Source: Mathematics Teacher Education and Development, Vol 18.2, 73-91, 2016.
(Reviewed by the Portal Team)
This study aimed to understand the characteristics of the questions and responses of prospective teachers (PTs) who engaged in a mathematics-specific consultation about how to meet the mathematics learning needs of a student with special education needs (SEN).
The participants were two groups of undergraduate PTs who were in their final year of their four-year undergraduate teacher education degrees at a large, public university in the South-eastern region of the United States.
The first group included 22 PTs enrolled in an elementary teacher preparation program (general education PTs).
The second group included 25 PTs enrolled in a special education preparation program (SPED PTs). PTs from both groups had had extensive experiences in the field (classroom) prior to the semester of this study.
The authors provided both groups an opportunity to engage in a written consultation about the mathematics learning of a student with special education needs.
The findings reveal that elementary PTs did not maximise the potential of questioning and responding stages of the consultations. The authors found that elementary PTs rarely asked about how the SEN affected the mathematics learning. They also rarely attended to either the mathematics content or the student engagement in the mathematical practice. In addition, the SPED PTs rarely provided explanations for why their recommendations would address the student’s SEN. They also rarely put their suggestions into the context of a mathematics classroom.
The authors developed recommendations for supporting both general education PTs and SPED PTs.

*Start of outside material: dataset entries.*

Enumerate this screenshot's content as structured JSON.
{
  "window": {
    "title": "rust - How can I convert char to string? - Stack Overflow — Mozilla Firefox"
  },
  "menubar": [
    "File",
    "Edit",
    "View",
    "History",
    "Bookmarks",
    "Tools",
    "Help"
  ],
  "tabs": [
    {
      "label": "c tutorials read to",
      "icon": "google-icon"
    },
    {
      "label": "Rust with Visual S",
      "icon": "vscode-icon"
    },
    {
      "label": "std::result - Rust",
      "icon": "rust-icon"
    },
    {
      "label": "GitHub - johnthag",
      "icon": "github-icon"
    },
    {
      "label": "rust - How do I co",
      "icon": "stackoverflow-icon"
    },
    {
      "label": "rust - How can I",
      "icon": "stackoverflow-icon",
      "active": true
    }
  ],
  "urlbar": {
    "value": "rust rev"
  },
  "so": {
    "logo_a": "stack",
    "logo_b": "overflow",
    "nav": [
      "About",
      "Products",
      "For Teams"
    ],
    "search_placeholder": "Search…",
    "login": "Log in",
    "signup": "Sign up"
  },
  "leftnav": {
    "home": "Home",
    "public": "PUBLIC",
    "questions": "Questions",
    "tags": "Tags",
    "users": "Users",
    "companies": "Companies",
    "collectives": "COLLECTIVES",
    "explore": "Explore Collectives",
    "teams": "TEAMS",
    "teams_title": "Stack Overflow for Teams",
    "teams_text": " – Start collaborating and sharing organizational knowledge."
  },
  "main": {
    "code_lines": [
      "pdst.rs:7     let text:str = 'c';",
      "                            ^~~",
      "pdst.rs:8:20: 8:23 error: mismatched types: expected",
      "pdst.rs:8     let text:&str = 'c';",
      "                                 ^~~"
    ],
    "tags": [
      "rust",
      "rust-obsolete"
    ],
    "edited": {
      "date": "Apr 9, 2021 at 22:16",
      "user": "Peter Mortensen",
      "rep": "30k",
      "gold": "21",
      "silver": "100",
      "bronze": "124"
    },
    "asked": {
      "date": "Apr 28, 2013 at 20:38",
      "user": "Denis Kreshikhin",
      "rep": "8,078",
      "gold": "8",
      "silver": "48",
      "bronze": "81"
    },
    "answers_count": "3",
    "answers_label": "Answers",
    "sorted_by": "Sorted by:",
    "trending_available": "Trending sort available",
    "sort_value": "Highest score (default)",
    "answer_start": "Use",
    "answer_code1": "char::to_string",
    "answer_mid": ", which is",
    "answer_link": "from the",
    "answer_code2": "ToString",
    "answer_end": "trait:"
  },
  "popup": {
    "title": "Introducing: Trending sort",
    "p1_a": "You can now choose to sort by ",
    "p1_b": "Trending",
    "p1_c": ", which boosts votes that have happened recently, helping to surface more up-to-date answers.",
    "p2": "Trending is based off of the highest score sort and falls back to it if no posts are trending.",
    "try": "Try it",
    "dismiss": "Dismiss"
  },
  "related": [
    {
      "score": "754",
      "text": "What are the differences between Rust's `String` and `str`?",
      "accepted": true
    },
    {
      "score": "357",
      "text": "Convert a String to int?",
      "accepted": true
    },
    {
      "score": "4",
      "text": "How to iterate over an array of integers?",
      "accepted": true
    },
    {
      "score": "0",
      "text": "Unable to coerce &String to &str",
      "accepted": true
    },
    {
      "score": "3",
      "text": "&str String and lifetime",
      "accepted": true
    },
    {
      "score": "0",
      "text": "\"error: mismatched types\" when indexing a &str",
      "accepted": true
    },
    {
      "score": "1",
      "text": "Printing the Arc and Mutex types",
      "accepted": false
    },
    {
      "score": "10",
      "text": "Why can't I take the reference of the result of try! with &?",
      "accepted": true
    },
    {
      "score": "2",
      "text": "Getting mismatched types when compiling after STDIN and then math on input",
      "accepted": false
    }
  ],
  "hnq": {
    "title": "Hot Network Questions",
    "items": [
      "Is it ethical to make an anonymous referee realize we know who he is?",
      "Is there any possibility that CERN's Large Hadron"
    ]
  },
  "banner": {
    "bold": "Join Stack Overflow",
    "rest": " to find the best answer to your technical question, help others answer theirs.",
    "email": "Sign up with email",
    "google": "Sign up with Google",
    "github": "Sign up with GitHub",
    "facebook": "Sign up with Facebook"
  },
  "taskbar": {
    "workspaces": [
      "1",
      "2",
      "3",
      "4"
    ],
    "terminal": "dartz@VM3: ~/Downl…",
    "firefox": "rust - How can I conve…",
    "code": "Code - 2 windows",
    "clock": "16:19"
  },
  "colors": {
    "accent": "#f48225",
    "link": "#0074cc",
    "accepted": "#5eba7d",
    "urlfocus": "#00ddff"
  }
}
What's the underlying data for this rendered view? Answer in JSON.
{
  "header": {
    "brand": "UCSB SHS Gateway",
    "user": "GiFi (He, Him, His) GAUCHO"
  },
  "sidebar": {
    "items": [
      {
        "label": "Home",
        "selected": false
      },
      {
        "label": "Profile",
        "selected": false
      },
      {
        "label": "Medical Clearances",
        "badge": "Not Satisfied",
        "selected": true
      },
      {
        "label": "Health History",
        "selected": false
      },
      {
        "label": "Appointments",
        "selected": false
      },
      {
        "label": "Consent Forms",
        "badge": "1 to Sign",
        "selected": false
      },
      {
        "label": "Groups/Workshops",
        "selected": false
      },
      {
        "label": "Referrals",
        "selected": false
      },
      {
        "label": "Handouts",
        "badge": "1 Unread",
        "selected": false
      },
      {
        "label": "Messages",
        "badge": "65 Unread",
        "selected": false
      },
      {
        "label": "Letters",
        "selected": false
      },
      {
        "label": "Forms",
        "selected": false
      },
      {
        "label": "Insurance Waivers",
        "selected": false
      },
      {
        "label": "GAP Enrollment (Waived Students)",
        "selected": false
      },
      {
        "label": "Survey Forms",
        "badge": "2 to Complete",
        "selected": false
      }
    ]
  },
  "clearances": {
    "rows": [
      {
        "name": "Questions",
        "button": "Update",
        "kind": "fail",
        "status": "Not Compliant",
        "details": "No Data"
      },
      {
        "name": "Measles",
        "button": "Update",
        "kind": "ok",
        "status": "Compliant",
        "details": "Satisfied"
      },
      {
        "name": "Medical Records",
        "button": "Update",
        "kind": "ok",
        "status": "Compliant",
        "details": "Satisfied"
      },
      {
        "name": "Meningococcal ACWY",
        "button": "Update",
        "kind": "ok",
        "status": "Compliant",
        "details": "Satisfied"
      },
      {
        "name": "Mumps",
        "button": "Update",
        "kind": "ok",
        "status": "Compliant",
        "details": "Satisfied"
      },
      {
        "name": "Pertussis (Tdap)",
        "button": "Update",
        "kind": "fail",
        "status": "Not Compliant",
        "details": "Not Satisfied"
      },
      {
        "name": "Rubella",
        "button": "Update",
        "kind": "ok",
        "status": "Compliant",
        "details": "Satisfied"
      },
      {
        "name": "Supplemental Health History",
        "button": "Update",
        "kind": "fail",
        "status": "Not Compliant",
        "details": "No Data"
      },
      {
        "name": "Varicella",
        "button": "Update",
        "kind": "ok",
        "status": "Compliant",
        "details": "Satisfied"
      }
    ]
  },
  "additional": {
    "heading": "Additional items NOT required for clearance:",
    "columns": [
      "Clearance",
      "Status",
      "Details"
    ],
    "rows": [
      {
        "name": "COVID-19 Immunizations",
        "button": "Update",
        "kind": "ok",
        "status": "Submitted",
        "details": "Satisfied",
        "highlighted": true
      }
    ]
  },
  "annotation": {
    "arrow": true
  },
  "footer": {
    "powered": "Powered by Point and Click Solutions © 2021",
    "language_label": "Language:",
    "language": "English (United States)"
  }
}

They recommend that teacher educators should support the general education PT in providing the SPED PT with information about the mathematics instruction context that will allow the SPED PT to understand the problem.
The authors also suggest that teacher educators would support the general education PT to frame their questions about the problem in ways that will situate the SPED PT to address knowledge of content and the student (KCS( and knowledge of content and the teacher (KCT).
Finally, they should support the SPED PT to develop an instructional hypothesis that can precisely define the problem with respect to KCS and KCT.